My painting story


5. Neo-Baroque to minimalism

1985-91

Gravity

I gradually left the figures out and tried to get the same effects using forms that were ambiguous - perhaps rocks or bits of coral - but really they were only there to bring to life the space around them, rather like the marks of the grid paintings back at St Martins.


Spears and eyes

I was certainly happier painting ambiguous forms than human ones. There is so much at stake when you depict a human. It's very powerful but also quite dangerous. People read things in that you wouldn't have dreamt of.


Trespass

The forms came out of, and went back into, an equally ambiguous space. This was initially a dark space and the forms were animated by light falling on them. But where they started and finished was never clear. Their state was itself left undecided - they were half made, half born, in process of becoming, or of returning to the darkness.


Swell

There was a somberness here, but also a sense of excitement and emotional richness. Its hard to say where that came from but I think I was still drawing on that Venetian colour and movement, even though the environment in which I was working was utterly removed from Renaissance Italy.


Eclipse

The forms were never strictly linked to objects in the outside world, but at this stage they became even more abstract and fanciful. Suggestions of space are everywhere but never unambiguously realised.


Felt

The wild dynamic of the earlier work gradually settled, perhaps as I settled into, and became part of, Melbourne. Some sort of order returned, and at times a kind of minimalism that continued to explore the edgy nature of things; how one is always trying to read what it IS that one is looking at, where it begins and ends. The world becomes a rather unpredictable place when its contents and boundaries are questioned and undefined.


Mass

A painting like this one seems to suggest a source in the real world, but no such source exists.
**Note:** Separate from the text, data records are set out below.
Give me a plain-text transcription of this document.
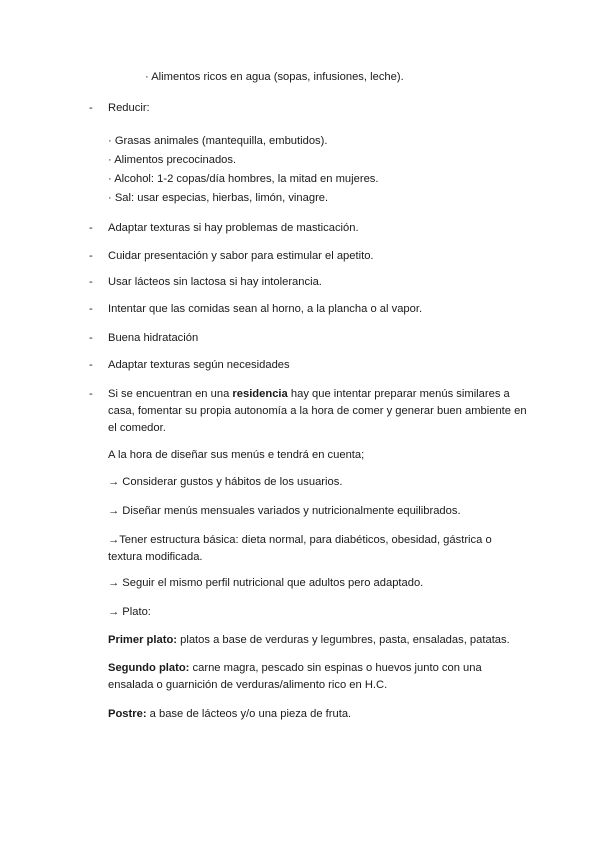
· Alimentos ricos en agua (sopas, infusiones, leche).
- Reducir:
· Grasas animales (mantequilla, embutidos).
· Alimentos precocinados.
· Alcohol: 1-2 copas/día hombres, la mitad en mujeres.
· Sal: usar especias, hierbas, limón, vinagre.
- Adaptar texturas si hay problemas de masticación.
- Cuidar presentación y sabor para estimular el apetito.
- Usar lácteos sin lactosa si hay intolerancia.
- Intentar que las comidas sean al horno, a la plancha o al vapor.
- Buena hidratación
- Adaptar texturas según necesidades
- Si se encuentran en una residencia hay que intentar preparar menús similares a casa, fomentar su propia autonomía a la hora de comer y generar buen ambiente en el comedor.
A la hora de diseñar sus menús e tendrá en cuenta;
→ Considerar gustos y hábitos de los usuarios.
→ Diseñar menús mensuales variados y nutricionalmente equilibrados.
→Tener estructura básica: dieta normal, para diabéticos, obesidad, gástrica o textura modificada.
→ Seguir el mismo perfil nutricional que adultos pero adaptado.
→ Plato:
Primer plato: platos a base de verduras y legumbres, pasta, ensaladas, patatas.
Segundo plato: carne magra, pescado sin espinas o huevos junto con una ensalada o guarnición de verduras/alimento rico en H.C.
Postre: a base de lácteos y/o una pieza de fruta.
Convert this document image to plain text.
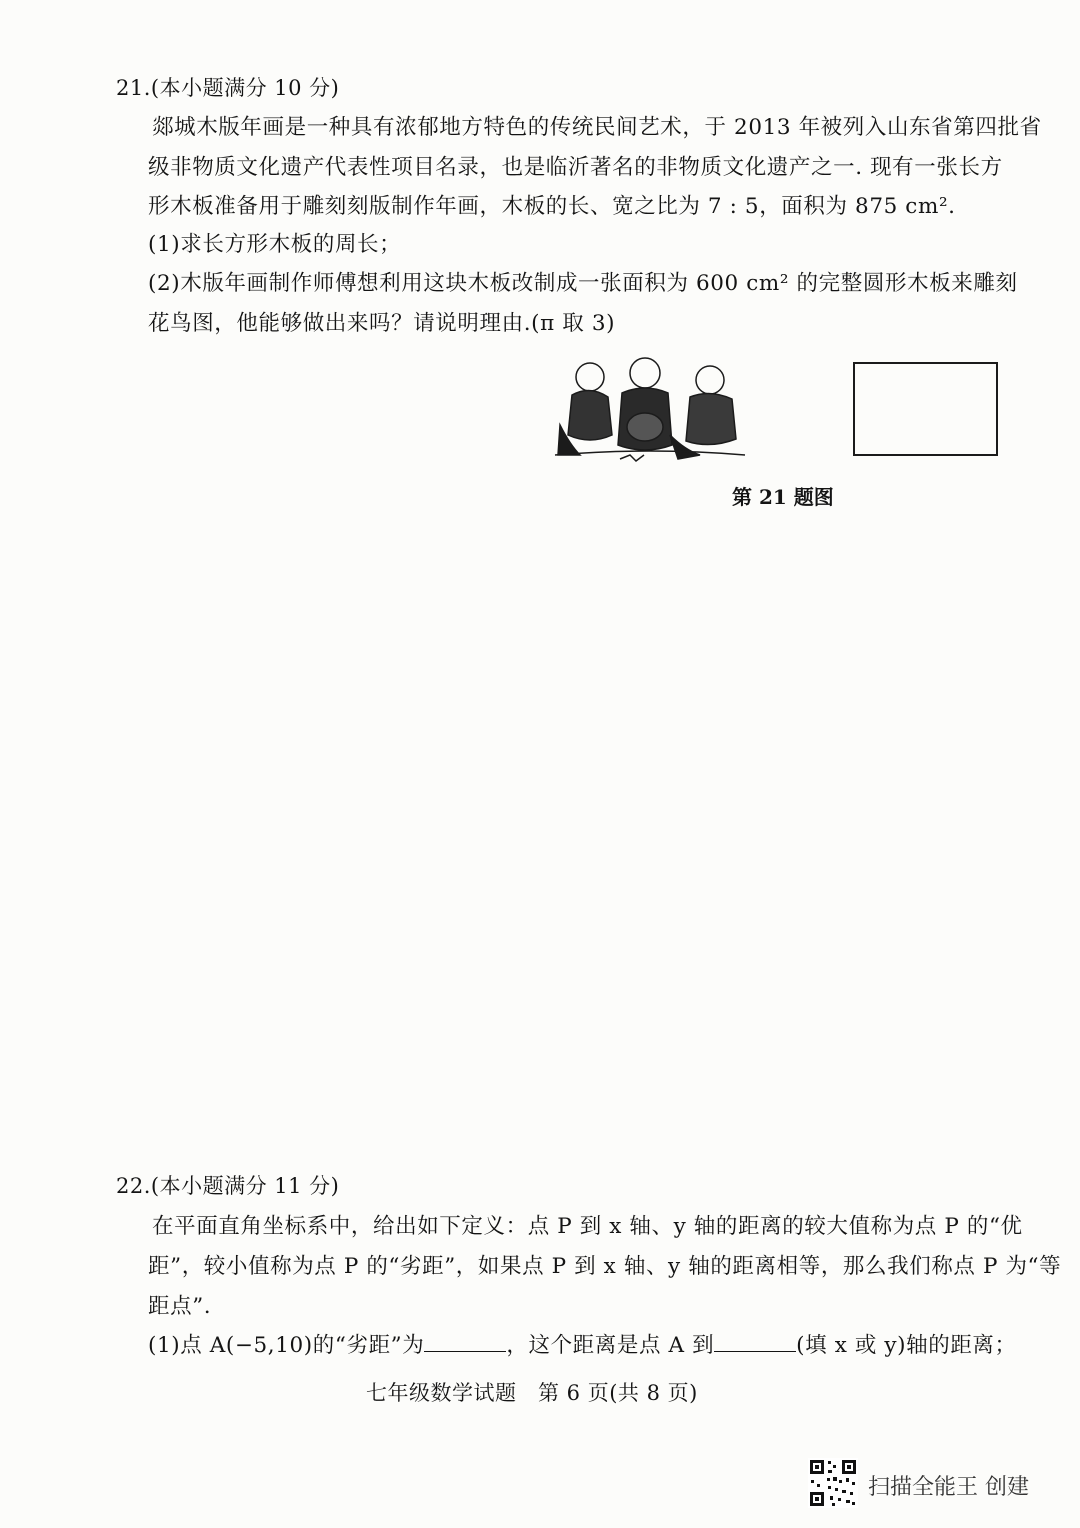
21.(本小题满分 10 分)
郯城木版年画是一种具有浓郁地方特色的传统民间艺术，于 2013 年被列入山东省第四批省
级非物质文化遗产代表性项目名录，也是临沂著名的非物质文化遗产之一. 现有一张长方
形木板准备用于雕刻刻版制作年画，木板的长、宽之比为 7 : 5，面积为 875 cm².
(1)求长方形木板的周长；
(2)木版年画制作师傅想利用这块木板改制成一张面积为 600 cm² 的完整圆形木板来雕刻
花鸟图，他能够做出来吗？请说明理由.(π 取 3)
第 21 题图
22.(本小题满分 11 分)
在平面直角坐标系中，给出如下定义：点 P 到 x 轴、y 轴的距离的较大值称为点 P 的“优
距”，较小值称为点 P 的“劣距”，如果点 P 到 x 轴、y 轴的距离相等，那么我们称点 P 为“等
距点”.
(1)点 A(−5,10)的“劣距”为	，这个距离是点 A 到	(填 x 或 y)轴的距离；
七年级数学试题　第 6 页(共 8 页)
扫描全能王 创建
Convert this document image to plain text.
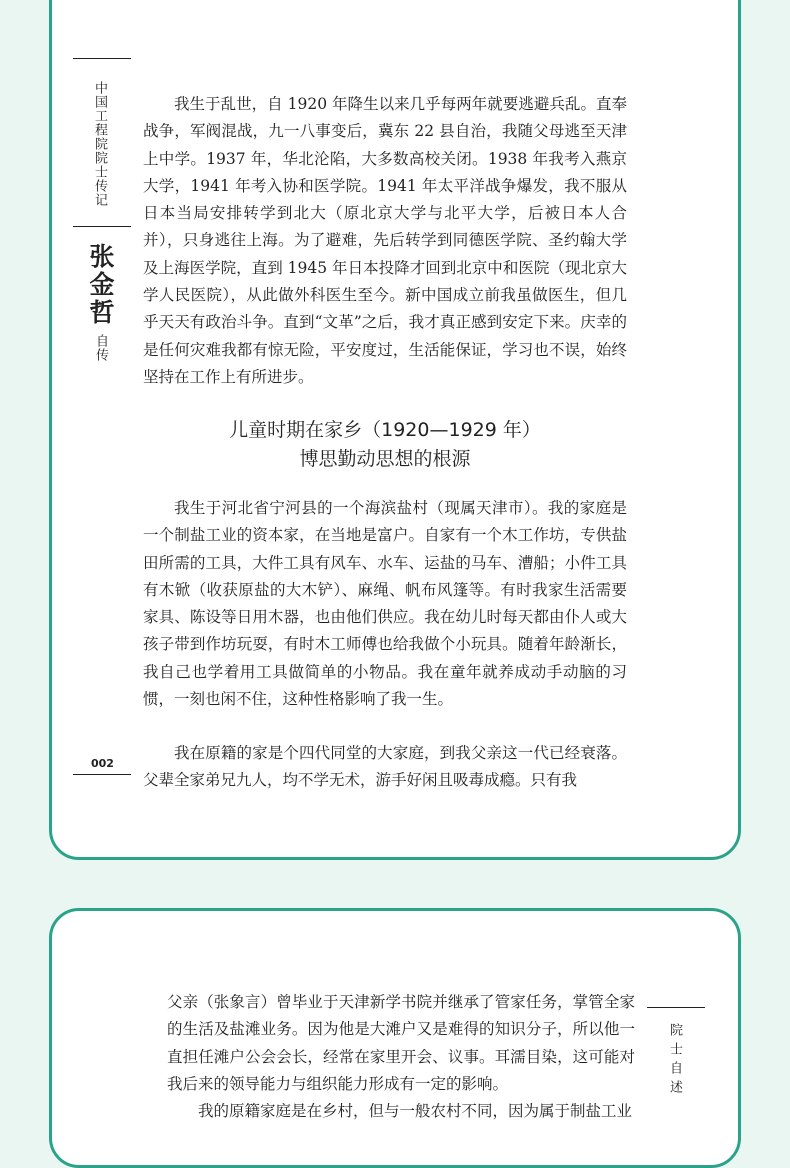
中国工程院院士传记
张金哲
自传
002

我生于乱世，自 1920 年降生以来几乎每两年就要逃避兵乱。直奉战争，军阀混战，九一八事变后，冀东 22 县自治，我随父母逃至天津上中学。1937 年，华北沦陷，大多数高校关闭。1938 年我考入燕京大学，1941 年考入协和医学院。1941 年太平洋战争爆发，我不服从日本当局安排转学到北大（原北京大学与北平大学，后被日本人合并），只身逃往上海。为了避难，先后转学到同德医学院、圣约翰大学及上海医学院，直到 1945 年日本投降才回到北京中和医院（现北京大学人民医院），从此做外科医生至今。新中国成立前我虽做医生，但几乎天天有政治斗争。直到“文革”之后，我才真正感到安定下来。庆幸的是任何灾难我都有惊无险，平安度过，生活能保证，学习也不误，始终坚持在工作上有所进步。

儿童时期在家乡（1920—1929 年）
博思勤动思想的根源

我生于河北省宁河县的一个海滨盐村（现属天津市）。我的家庭是一个制盐工业的资本家，在当地是富户。自家有一个木工作坊，专供盐田所需的工具，大件工具有风车、水车、运盐的马车、漕船；小件工具有木锨（收获原盐的大木铲）、麻绳、帆布风篷等。有时我家生活需要家具、陈设等日用木器，也由他们供应。我在幼儿时每天都由仆人或大孩子带到作坊玩耍，有时木工师傅也给我做个小玩具。随着年龄渐长，我自己也学着用工具做简单的小物品。我在童年就养成动手动脑的习惯，一刻也闲不住，这种性格影响了我一生。

我在原籍的家是个四代同堂的大家庭，到我父亲这一代已经衰落。父辈全家弟兄九人，均不学无术，游手好闲且吸毒成瘾。只有我

父亲（张象言）曾毕业于天津新学书院并继承了管家任务，掌管全家的生活及盐滩业务。因为他是大滩户又是难得的知识分子，所以他一直担任滩户公会会长，经常在家里开会、议事。耳濡目染，这可能对我后来的领导能力与组织能力形成有一定的影响。

我的原籍家庭是在乡村，但与一般农村不同，因为属于制盐工业

院士自述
It arose simply through the process of drawing. So, rather than coming out of a known world, it directs you into an unknown one. But it doesn't give you a lot of information about how this other world works... it remains mysterious and a little threatening.


Strict

One thing I've often found myself playing with is the ambiguity of figure and ground. This work could be a neck against a darker background, or it could be a space between two spheres.


Deep

Although I did not paint any figures over this period, bodies are never very far from the scene. The lack of detail allows scale to be ambiguous and you don't know if this is a huge landscape feature or a piece of anatomy.


Still

Even this one, which is clearly based on the idea of a still life remains ambiguous. The space below the table, or chunk of rock or whatever the platform is, is huge and infinite. Some of the forms could just as well be bridges or strange dwellings as plates or fruit.